My grandmother always said I was a “feeler.” She said I was like her in that regard and empathetic beyond my years. Ms. Graham, the elementary school librarian, told my parents I had a future in the theater thanks to my emotive reading. And in high school, I won a regional award for a poem the local newspaper described as “tortured.”
Being a “feeler” was an asset, until I reached high school. That's when it became a heavy burden. Activity and achievement became analgesics to the pain of emptiness I felt. I worked to suppress the nagging feelings of worthlessness by making myself indispensable to any club or team that would take me. Surely I could rid myself of the sense that I wasn't good enough if I was at the top of my class, right? My drug of choice was knowing who I was better than.
When I finally broached the subject of my melancholy with my pediatrician, he told me “kids don't get depression,” so I never brought it up to him again.

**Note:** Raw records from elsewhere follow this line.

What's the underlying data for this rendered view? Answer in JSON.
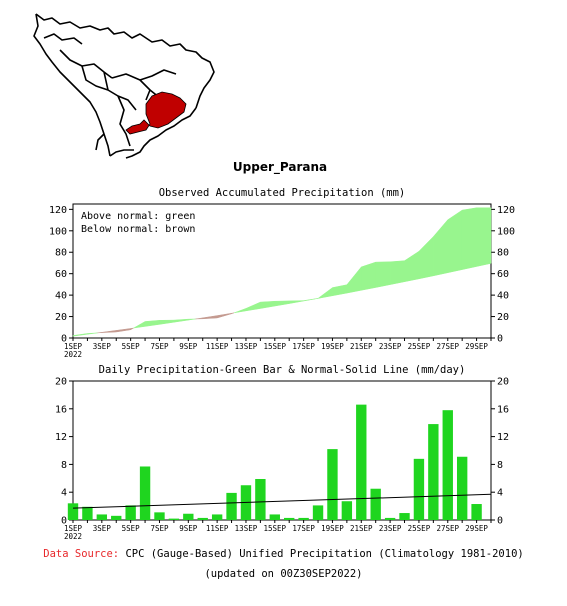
{
  "region_title": "Upper_Parana",
  "footer": {
    "source_label": "Data Source:",
    "source_text": "CPC (Gauge-Based) Unified Precipitation (Climatology 1981-2010)",
    "updated": "(updated on 00Z30SEP2022)"
  },
  "colors": {
    "above": "#98f58e",
    "below": "#c49a90",
    "bar": "#1fd51f",
    "region": "#c00000",
    "normal_line": "#000000"
  },
  "chart_data": [
    {
      "type": "area",
      "title": "Observed Accumulated Precipitation (mm)",
      "legend": [
        "Above normal: green",
        "Below normal: brown"
      ],
      "legend_position": "top-left",
      "ylim": [
        0,
        125
      ],
      "yticks": [
        0,
        20,
        40,
        60,
        80,
        100,
        120
      ],
      "xtick_labels": [
        "1SEP",
        "3SEP",
        "5SEP",
        "7SEP",
        "9SEP",
        "11SEP",
        "13SEP",
        "15SEP",
        "17SEP",
        "19SEP",
        "21SEP",
        "23SEP",
        "25SEP",
        "27SEP",
        "29SEP"
      ],
      "year_label": "2022",
      "days": [
        1,
        2,
        3,
        4,
        5,
        6,
        7,
        8,
        9,
        10,
        11,
        12,
        13,
        14,
        15,
        16,
        17,
        18,
        19,
        20,
        21,
        22,
        23,
        24,
        25,
        26,
        27,
        28,
        29,
        30
      ],
      "observed": [
        2.3,
        4.2,
        5.0,
        5.6,
        7.7,
        15.4,
        16.5,
        16.7,
        17.6,
        17.9,
        18.7,
        22.6,
        27.6,
        33.5,
        34.3,
        34.6,
        34.9,
        37.0,
        47.0,
        49.7,
        66.3,
        70.8,
        71.1,
        72.1,
        80.9,
        94.6,
        110.3,
        119.3,
        121.5,
        121.5
      ],
      "normal": [
        1.7,
        3.5,
        5.3,
        7.1,
        8.9,
        10.8,
        12.7,
        14.7,
        16.7,
        18.8,
        20.9,
        23.1,
        25.3,
        27.5,
        29.8,
        32.1,
        34.5,
        36.9,
        39.4,
        41.9,
        44.5,
        47.1,
        49.8,
        52.5,
        55.2,
        58.0,
        60.9,
        63.8,
        66.7,
        69.6
      ]
    },
    {
      "type": "bar",
      "title": "Daily Precipitation-Green Bar & Normal-Solid Line (mm/day)",
      "ylim": [
        0,
        20
      ],
      "yticks": [
        0,
        4,
        8,
        12,
        16,
        20
      ],
      "xtick_labels": [
        "1SEP",
        "3SEP",
        "5SEP",
        "7SEP",
        "9SEP",
        "11SEP",
        "13SEP",
        "15SEP",
        "17SEP",
        "19SEP",
        "21SEP",
        "23SEP",
        "25SEP",
        "27SEP",
        "29SEP"
      ],
      "year_label": "2022",
      "days": [
        1,
        2,
        3,
        4,
        5,
        6,
        7,
        8,
        9,
        10,
        11,
        12,
        13,
        14,
        15,
        16,
        17,
        18,
        19,
        20,
        21,
        22,
        23,
        24,
        25,
        26,
        27,
        28,
        29,
        30
      ],
      "values": [
        2.4,
        1.9,
        0.8,
        0.6,
        2.1,
        7.7,
        1.1,
        0.2,
        0.9,
        0.3,
        0.8,
        3.9,
        5.0,
        5.9,
        0.8,
        0.3,
        0.3,
        2.1,
        10.2,
        2.7,
        16.6,
        4.5,
        0.3,
        1.0,
        8.8,
        13.8,
        15.8,
        9.1,
        2.3,
        0.0
      ],
      "normal_line": [
        1.7,
        3.7
      ]
    }
  ]
}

In college, things got worse. It wasn't unusual for me to stay in bed for days at a time or to suppress my feelings with an unholy mix of alcohol, Netflix, and carbohydrates. When I could no longer muster empathy, and I could barely muster the energy to bathe, I decided to see a psychiatrist. After a brief interview, he declared I didn't have depression because I had no suicidal ideation (SI), was performing well in school, and had recently gotten married. I only fit four of the DSM-5 criteria for major depressive disorder, not the five required to assign an ICD-10 code and bill my insurance.
My wife refused to accept this and made a next-day appointment for me to see her family physician. In him, I found an advocate and a liberator. After I explained my symptoms, this family physician told me the truth: “That really sucks.” In my later work as a hospital chaplain, I found that these are perhaps the most powerful words in bedside care — no sanctimonious explanations needed.
These days, my depression is well-controlled, and I am studying to be a family physician. The experience of being waved aside by a pediatrician and a psychiatrist only to find compassionate care at the hands of a family physician has been instructive. Two doctors looked past me and saw only a “well-appearing” 19-year-old male who “denies hx of SI.” The family doctor was practicing family medicine in its truest form, recognizing that when one member isn't well, it shakes the whole family. He saw me as more than a collection of tissues and systems, diagnoses and ICD-10 codes; rather, he saw me as a person with stories and regrets, hopes and fears, relationships and an inner life — an irreducible occasion of mystery, wonder, and care.